Interessant is overigens dat de Rechtbank Rotterdam eerder dit jaar in een soortgelijke zaak tot een ander oordeel kwam (Rb. Rotterdam 21 januari 2015, ECLI:NL:RBROT:2015:398). De Rechtbank Rotterdam oordeelde namelijk dat op basis van de in een zorginkoopovereenkomst opgenomen bepaling dat ‘verwijzing dient te geschieden door een BIG-geregistreerde arts, middels een in het patiëntendossier te archiveren verwijsbrief’, de zorgaanbieder niet behoorde ‘te begrijpen dat zij slechts zou mogen overgaan tot zorgverlening (althans declaratie van de daarmee verband houdende kosten), indien zij over zodanige verwijsbrief beschikt’ (r.o. 4.33).

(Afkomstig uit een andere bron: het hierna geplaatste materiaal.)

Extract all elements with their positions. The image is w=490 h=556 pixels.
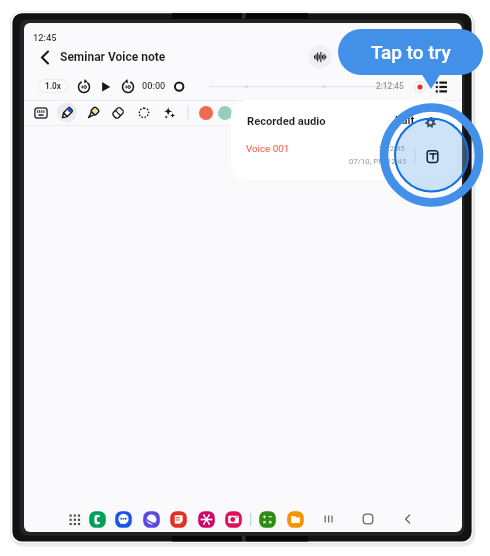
staticText: 2:12:45 [376,81,404,91]
button[interactable]: App [224,510,243,529]
button[interactable]: App [169,510,188,529]
button[interactable]: Forward 10 seconds [117,76,139,98]
button[interactable]: Text [421,145,442,166]
button[interactable]: App [197,510,216,529]
staticText: Tap to try [371,41,451,63]
button[interactable]: Show list [431,75,453,97]
button[interactable]: Pen [57,103,77,123]
button[interactable]: Rewind 10 seconds [73,76,95,98]
button[interactable]: Highlighter [83,103,103,123]
staticText: 00:00 [142,80,166,91]
staticText: Edit [395,114,415,127]
button[interactable]: App [114,510,133,529]
button[interactable]: Edit [393,113,416,128]
button[interactable]: Play [91,76,113,98]
staticText: 1.0x [45,81,61,91]
staticText: 12:45 [33,32,57,43]
button[interactable]: Apps [64,509,84,529]
button[interactable]: My Files [286,510,305,529]
button[interactable]: Calculator [258,510,277,529]
button[interactable]: App [88,510,107,529]
button[interactable]: 1.0x [38,79,68,93]
button[interactable]: AI tools [159,103,179,123]
button[interactable]: Back [398,509,418,529]
staticText: Seminar Voice note [60,50,166,64]
button[interactable]: Recents [319,509,339,529]
staticText: Voice 001 [246,143,290,154]
button[interactable]: Home [358,509,378,529]
staticText: 2:12:45 [379,144,405,153]
button[interactable]: Red colour [199,106,213,120]
button[interactable]: Teal colour [218,106,232,120]
staticText: Recorded audio [247,115,326,128]
button[interactable]: Waveform [306,43,334,71]
button[interactable]: Tap to try [338,29,483,75]
button[interactable]: Keyboard [31,103,51,123]
button[interactable]: Settings [420,112,440,132]
button[interactable]: App [142,510,161,529]
button[interactable]: Eraser [108,103,128,123]
button[interactable]: Record [409,76,431,98]
button[interactable]: Lasso select [134,103,154,123]
staticText: 07/10, PM 12:45 [349,157,407,166]
button[interactable]: Back [31,43,58,70]
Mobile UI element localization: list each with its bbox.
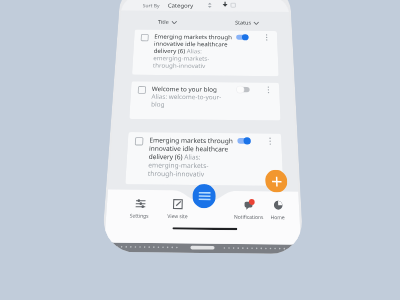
button[interactable]: Settings [121,198,158,219]
button[interactable]: Title [158,18,177,26]
button[interactable]: Menu [192,184,216,208]
staticText: Title [158,18,169,26]
button[interactable]: Status [235,18,259,27]
button[interactable]: Notifications [231,200,268,220]
button[interactable]: View site [159,199,196,219]
staticText: View site [167,212,188,219]
staticText: Emerging markets through innovative idle… [153,32,239,70]
staticText: Welcome to your blog Alias: welcome-to-y… [151,84,239,109]
staticText: Emerging markets through innovative idle… [148,135,240,179]
staticText: Status [235,19,251,26]
button[interactable]: Add [265,170,288,193]
button[interactable]: Published [236,34,249,40]
button[interactable]: Emerging markets through innovative idle… [132,30,279,76]
button[interactable]: Draft [237,86,250,93]
staticText: Home [270,214,286,220]
button[interactable]: More options [268,136,272,146]
staticText: Category [168,2,194,9]
button[interactable]: Download [222,1,228,7]
staticText: Notifications [234,213,264,220]
button[interactable]: Copy [230,2,237,8]
button[interactable]: Welcome to your blog Alias: welcome-to-y… [129,81,281,121]
button[interactable]: More options [266,86,270,94]
staticText: Sort By [143,2,161,8]
button[interactable]: Home [259,200,297,220]
button[interactable]: Emerging markets through innovative idle… [125,132,283,186]
button[interactable]: More options [265,33,269,41]
staticText: Settings [130,212,149,219]
button[interactable]: Published [237,137,251,144]
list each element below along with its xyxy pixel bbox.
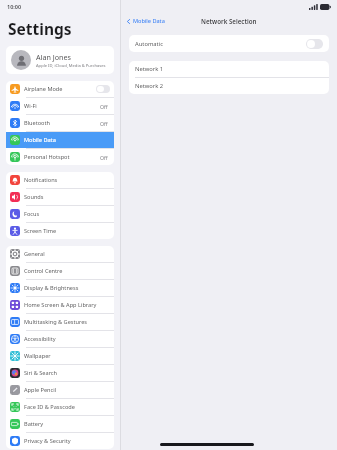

Ook hier kan men zich afvragen waarom een zorgverzekeraar zorg zou vergoeden waarvoor geen dekking bestaat onder de polisvoorwaarden, edoch komt die vraag niet aan de orde in het vonnis. De reden daarvoor kan wellicht worden gevonden in het feit dat de Rechtbank Rotterdam een objectieve uitleg van de overeenkomst toepaste (de zogeheten cao-norm), waarbij ‘mede van belang [is] welke betekenis naar objectieve maatstaven volgt uit de bewoordingen waarin de bepalingen zijn gesteld, gelezen in het licht van de gehele tekst van de overeenkomst’ (r.o. 4.11). De Rechtbank Rotterdam paste de cao-norm toe omdat partijen niet over de zorginkoopovereenkomst hadden onderhandeld of gecorrespondeerd, en identieke overeenkomsten ook met andere zorgaanbieders waren gesloten. Het is aannemelijk dat die feiten en omstandigheden ook opgaan voor de betaalovereenkomsten tussen AlleKleur en de Achmea-labels. Dat zou betekenen dat toepassing van de cao-norm wellicht ook in casu geëigend was, waarmee het niet onwaarschijnlijk is dat de rechtbank in casu dan tot een ander oordeel zou zijn gekomen.